19 ago 2010

¡De sexo no se habla…!

Cuantas veces dejamos de aclarar dudas acerca de la sexualidad porque nos daba vergüenza, miedo, o porque creíamos que los demás podían pensar que no éramos “normales”, o simplemente porque dábamos por sentado que uno debía nacer sabiendo todo lo que implicaba sexualidad, cosa que no sucedía con otros temas: geografía, política, economía, matemática...porque para esto teníamos “permiso para preguntar” sin quedar mal en ningún momento de nuestras vidas, de niños a adultos.

¡Susto de ser descubiertos!, miedo a que los demás se enteraran que no sabíamos todo acerca del “sexo” nos hizo recurrir a amigos, que sabían tan poco como nosotros y que usaban su creatividad para explicar lo que tampoco conocían, iniciaron nuestros errores de concepto. No había internet, no había educación “para” la sexualidad, que bien podría habernos evitado tomar decisiones incorrectas y muchas frustraciones.

Podemos decir que actualmente eso no sucede? Que gracias a la tv, cine, internet y a la existencia de una materia llamada “Educación Sexual” hemos cambiado y ampliado nuestros conocimientos al respecto?
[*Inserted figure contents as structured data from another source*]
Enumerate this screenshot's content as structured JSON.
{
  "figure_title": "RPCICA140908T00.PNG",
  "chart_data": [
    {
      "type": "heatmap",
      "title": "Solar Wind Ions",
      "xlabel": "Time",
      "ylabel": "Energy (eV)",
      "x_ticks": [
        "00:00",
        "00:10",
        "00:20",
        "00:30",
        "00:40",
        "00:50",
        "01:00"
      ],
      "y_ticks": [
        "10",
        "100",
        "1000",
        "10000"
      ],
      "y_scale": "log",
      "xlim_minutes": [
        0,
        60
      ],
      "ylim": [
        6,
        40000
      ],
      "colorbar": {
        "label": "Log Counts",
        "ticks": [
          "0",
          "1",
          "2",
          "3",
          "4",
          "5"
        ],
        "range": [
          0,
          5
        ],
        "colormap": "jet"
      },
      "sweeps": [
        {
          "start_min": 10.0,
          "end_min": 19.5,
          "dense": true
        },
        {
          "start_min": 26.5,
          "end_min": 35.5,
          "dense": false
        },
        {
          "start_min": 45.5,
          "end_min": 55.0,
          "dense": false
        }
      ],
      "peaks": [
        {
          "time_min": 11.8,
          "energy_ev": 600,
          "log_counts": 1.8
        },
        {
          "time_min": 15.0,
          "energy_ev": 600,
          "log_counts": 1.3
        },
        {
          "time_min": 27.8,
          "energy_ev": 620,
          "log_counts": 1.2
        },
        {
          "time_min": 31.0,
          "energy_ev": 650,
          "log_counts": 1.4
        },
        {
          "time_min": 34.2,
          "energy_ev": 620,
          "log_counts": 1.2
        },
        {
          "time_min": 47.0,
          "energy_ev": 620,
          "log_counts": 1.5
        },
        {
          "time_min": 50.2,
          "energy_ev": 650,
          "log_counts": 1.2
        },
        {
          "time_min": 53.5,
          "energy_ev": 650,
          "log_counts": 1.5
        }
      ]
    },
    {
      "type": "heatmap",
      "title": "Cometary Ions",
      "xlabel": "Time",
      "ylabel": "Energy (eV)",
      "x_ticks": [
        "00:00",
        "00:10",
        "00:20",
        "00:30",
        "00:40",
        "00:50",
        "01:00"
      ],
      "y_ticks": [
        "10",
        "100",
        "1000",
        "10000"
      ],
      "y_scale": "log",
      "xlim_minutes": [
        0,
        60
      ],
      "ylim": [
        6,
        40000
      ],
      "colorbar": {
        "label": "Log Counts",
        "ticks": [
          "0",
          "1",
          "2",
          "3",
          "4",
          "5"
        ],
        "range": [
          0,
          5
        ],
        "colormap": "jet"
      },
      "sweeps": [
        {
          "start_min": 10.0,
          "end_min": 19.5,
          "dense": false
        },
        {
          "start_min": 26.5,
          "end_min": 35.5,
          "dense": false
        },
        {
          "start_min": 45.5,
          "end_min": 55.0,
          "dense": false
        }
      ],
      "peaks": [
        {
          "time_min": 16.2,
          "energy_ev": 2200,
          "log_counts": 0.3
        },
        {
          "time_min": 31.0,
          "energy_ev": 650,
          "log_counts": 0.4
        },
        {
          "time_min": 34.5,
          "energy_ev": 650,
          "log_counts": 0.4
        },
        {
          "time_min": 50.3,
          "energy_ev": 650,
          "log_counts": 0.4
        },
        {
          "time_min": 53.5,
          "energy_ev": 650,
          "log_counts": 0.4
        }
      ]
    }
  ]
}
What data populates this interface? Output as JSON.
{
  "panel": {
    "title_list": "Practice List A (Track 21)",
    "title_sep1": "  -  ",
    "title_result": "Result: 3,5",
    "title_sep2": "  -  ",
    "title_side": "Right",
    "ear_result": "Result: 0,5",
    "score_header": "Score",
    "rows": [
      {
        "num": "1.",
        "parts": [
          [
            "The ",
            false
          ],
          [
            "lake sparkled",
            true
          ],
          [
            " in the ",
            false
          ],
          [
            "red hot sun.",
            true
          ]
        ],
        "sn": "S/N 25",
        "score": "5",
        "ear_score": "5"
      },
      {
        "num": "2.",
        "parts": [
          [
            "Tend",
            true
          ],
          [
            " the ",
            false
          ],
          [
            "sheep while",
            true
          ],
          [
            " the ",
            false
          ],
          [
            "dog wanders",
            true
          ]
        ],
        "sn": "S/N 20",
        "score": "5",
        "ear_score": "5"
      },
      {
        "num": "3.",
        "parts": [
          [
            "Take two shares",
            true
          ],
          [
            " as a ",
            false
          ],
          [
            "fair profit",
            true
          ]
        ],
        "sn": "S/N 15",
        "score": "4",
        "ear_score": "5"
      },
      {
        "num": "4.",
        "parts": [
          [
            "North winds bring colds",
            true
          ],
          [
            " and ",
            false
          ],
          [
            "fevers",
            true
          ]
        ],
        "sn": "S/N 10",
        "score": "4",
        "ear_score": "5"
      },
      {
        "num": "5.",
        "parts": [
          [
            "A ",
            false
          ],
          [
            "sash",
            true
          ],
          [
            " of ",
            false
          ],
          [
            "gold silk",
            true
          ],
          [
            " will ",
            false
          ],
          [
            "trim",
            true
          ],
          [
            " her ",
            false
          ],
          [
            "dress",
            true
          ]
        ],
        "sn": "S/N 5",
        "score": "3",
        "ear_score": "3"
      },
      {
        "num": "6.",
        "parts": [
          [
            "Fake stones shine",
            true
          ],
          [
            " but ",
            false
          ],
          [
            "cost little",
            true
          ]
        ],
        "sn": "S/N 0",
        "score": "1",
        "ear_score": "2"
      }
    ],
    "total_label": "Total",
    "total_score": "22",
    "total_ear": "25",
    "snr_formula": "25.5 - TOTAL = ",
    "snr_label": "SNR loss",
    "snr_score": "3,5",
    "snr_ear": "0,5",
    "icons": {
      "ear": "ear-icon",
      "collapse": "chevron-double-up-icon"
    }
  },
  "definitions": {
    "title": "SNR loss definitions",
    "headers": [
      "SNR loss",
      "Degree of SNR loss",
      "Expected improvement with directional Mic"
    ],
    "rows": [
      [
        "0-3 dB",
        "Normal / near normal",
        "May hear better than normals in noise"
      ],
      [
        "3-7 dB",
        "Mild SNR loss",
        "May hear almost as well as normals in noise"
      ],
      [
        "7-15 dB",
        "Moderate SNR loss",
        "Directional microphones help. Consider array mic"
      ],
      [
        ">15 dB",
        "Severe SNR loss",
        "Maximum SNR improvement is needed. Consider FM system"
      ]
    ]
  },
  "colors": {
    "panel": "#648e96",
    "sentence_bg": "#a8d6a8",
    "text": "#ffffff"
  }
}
Yo diría que hemos ampliado enormemente nuestra gama de mitos y errores de concepto sobre la materia.

Si ni siquiera somos capaces de ensenar a un niño que el pene se llama pene y la vagina vagina, sin diminutivos ni términos sustitutivos, es poco probable que podamos fomentar una comunicación clara y abierta que nos permita relacionarnos con nuestra pareja en forma madura, tomando en cuenta nuestros sentimientos y valores. Los tiempos cambiaron pero la información sobre temas relacionados con sexualidad no ha cambiado.

Enseñar temas como comportamiento sexual, respuesta sexual, métodos anticonceptivos, masturbación, relaciones, condones, etc., hace que los padres teman que sus hijos se inicien precozmente en la vida sexual, cuando está demostrado que ensenar estos temas hace más bien que retarden este inicio.

Dejemos nuestros temores, nadie nace sabiendo y mientras el tema no sea tratado en casa, en el colegio, en forma abierta, sin temores ni vergüenza, considerando valores, salud sexual y reproductiva, autoestima, fisiología y comportamiento sexual, seguiremos tan desinformados como antes.